四十六話
翌週。
私は、再度、例の邸宅に来ていた。
どこかスッキリしたマルティナが私を奥へと案内する。彼女は引っ越し準備に大忙しだと、苦笑してみせた。どうやら灰被り嬢の継母は、中央を離れて田舎に遁世するらしい。
灰被り嬢の継母の部屋に、今度は、正面からたどり着く。
部屋の中では、継母が長椅子に腰掛けて私を待っていた。
長椅子にすわっているのに、ちっともくつろいでいるようには見えない。背筋がぴんと張っている。
「ほんとうによかったんですか?」
挨拶もしない、出し抜けな私の問いかけに、継母もぎろりと大きな目で睨む。
「唆したのはあなたでしょう。いいのです。いい気味でした」
そして、小さく息をついた。
「もっとはやく、この屋敷からでるべきだったのですわ」
あの月夜の出ている晩。
私は彼女と約束を交わしていた。
「『悪者』になってください。あなたの望み通りでしょう?」
悪役になること。
それを私が提案し、彼女が了解した。
「わかりました。いいでしょう」
意地悪な継母は、もはや意地悪な継母以外にはなれない。
そして彼女はそのことに毅然と胸をはった。
「ただし、交換条件はまもってちょうだい。あの子にただで親切などしてやるものですか。それに気がつかせるつもりもないわ。一瞬でも、あの子がわたくしを母親だと慕うだなんていやよ」
「そこまで憎いですか?」
当然じゃない、と彼女はあざ笑った。
「私の唯一はあの人だったのに、彼はそうじゃなかったんだもの。彼はわたくしを愛してはいても、他の誰かと置き換えることができる程度だったのよ。
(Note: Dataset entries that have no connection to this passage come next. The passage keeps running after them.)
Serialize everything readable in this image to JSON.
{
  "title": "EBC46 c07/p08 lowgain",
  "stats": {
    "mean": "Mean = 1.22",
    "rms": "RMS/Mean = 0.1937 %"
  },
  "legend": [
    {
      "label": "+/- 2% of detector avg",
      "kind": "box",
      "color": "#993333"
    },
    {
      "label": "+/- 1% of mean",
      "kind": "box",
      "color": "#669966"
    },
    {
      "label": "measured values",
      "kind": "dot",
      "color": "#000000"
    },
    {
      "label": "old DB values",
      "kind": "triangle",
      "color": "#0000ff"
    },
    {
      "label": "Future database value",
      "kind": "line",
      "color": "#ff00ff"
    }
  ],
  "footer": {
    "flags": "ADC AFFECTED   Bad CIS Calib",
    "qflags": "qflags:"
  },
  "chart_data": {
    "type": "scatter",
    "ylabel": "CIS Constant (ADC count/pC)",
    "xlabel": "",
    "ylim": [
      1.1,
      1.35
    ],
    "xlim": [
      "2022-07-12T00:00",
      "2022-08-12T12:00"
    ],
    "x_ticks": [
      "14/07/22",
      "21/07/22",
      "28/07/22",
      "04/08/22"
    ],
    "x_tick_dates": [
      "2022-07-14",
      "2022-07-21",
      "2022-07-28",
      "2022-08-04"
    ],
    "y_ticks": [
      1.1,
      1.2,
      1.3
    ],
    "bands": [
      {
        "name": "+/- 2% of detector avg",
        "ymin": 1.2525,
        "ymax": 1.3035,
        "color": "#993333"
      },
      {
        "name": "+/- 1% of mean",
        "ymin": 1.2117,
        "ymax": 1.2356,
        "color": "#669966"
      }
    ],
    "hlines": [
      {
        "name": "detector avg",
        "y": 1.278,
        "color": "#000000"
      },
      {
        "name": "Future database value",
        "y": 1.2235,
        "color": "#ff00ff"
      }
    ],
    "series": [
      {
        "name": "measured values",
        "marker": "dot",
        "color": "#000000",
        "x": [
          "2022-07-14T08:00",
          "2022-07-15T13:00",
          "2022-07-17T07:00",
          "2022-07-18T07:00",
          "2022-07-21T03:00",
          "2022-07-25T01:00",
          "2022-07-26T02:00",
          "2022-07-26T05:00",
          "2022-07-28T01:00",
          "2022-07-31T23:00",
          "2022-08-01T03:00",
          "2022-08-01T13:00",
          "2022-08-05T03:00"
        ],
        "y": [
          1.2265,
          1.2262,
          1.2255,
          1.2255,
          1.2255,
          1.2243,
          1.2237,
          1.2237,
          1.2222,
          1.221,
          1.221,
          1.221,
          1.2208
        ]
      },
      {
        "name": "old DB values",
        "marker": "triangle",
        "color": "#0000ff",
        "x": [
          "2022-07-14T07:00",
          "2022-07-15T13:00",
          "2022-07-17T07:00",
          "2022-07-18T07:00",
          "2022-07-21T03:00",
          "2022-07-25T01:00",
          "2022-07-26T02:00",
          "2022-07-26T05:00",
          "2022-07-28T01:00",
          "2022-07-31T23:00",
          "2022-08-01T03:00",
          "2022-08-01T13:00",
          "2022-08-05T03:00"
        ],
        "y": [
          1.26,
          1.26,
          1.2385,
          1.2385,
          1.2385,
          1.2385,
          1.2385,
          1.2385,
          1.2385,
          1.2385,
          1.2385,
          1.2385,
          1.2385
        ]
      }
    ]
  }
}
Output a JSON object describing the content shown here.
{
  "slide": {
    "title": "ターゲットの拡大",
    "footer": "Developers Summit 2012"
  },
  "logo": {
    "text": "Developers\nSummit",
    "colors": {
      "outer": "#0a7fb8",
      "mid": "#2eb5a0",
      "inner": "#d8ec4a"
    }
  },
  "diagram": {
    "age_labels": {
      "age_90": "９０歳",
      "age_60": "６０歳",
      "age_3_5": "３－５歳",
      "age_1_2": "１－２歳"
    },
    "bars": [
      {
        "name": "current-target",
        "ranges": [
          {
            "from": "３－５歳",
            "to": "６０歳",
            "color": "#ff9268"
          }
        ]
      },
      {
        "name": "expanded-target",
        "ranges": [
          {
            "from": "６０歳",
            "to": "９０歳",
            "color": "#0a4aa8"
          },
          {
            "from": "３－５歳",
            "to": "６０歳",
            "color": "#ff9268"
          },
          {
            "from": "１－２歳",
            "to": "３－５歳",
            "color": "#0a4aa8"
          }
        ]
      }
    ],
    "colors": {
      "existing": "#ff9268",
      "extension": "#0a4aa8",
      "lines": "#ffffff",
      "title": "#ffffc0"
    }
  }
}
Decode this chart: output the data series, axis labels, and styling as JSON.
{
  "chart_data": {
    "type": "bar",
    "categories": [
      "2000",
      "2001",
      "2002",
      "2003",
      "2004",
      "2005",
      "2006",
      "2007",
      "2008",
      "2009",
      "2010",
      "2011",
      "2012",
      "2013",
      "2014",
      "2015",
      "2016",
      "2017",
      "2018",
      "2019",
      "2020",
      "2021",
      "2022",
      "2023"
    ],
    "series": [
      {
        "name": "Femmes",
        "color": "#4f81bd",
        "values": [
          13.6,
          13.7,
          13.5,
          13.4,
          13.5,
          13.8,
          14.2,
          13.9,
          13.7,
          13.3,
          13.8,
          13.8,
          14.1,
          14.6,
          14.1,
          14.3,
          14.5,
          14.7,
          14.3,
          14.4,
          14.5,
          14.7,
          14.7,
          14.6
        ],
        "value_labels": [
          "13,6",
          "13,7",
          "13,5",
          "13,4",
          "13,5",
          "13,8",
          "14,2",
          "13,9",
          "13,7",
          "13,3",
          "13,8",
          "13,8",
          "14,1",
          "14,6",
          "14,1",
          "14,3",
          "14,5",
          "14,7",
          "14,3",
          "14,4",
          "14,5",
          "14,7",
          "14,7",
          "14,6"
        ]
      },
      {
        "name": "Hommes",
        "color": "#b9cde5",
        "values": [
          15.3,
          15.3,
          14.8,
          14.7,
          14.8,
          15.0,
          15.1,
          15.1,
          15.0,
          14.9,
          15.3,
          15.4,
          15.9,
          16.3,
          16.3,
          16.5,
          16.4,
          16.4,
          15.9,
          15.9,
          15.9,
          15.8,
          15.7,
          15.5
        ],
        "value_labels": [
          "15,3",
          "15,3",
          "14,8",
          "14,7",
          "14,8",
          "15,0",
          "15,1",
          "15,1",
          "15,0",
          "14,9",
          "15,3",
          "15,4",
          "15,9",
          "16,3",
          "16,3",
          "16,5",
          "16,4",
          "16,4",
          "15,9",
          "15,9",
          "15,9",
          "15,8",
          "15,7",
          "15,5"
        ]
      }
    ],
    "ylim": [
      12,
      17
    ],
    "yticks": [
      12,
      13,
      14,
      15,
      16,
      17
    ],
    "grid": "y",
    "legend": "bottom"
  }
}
わたくしは彼女が存在することを許さないわ」
「あなたの恋人は、灰被り嬢の父親は、酷い人ですね」
「ええ、そう。最低の男よ」
最初の夫より、よほどね。
継母はそう言って嗤った。
「さあ。約束を叶えてちょうだい」
望んでいた未来。
欲していた家族。
それを本当に望んでいたのは、結局誰だったのだろう?
「もちろんです。あなたに幸せな夢をみせましょう」
私は呪文を唱える。
長椅子にゆったりと横たわった彼女の周りを、やさしく、淡い光がとりかこむ。
「ゆっくりと、おやすみなさい」
継母は、ゆったりと瞼を閉じた。
夢の中では、きっとしあわせな少女として過ごせる事だろう。
完全に眠りについたのを確認して、部屋を出る。
マルティナがいたので、継母が眠りに就いたことを知らせておいた。
外に出ると、いつものようにまっさおな雲一つない空が広がっていた。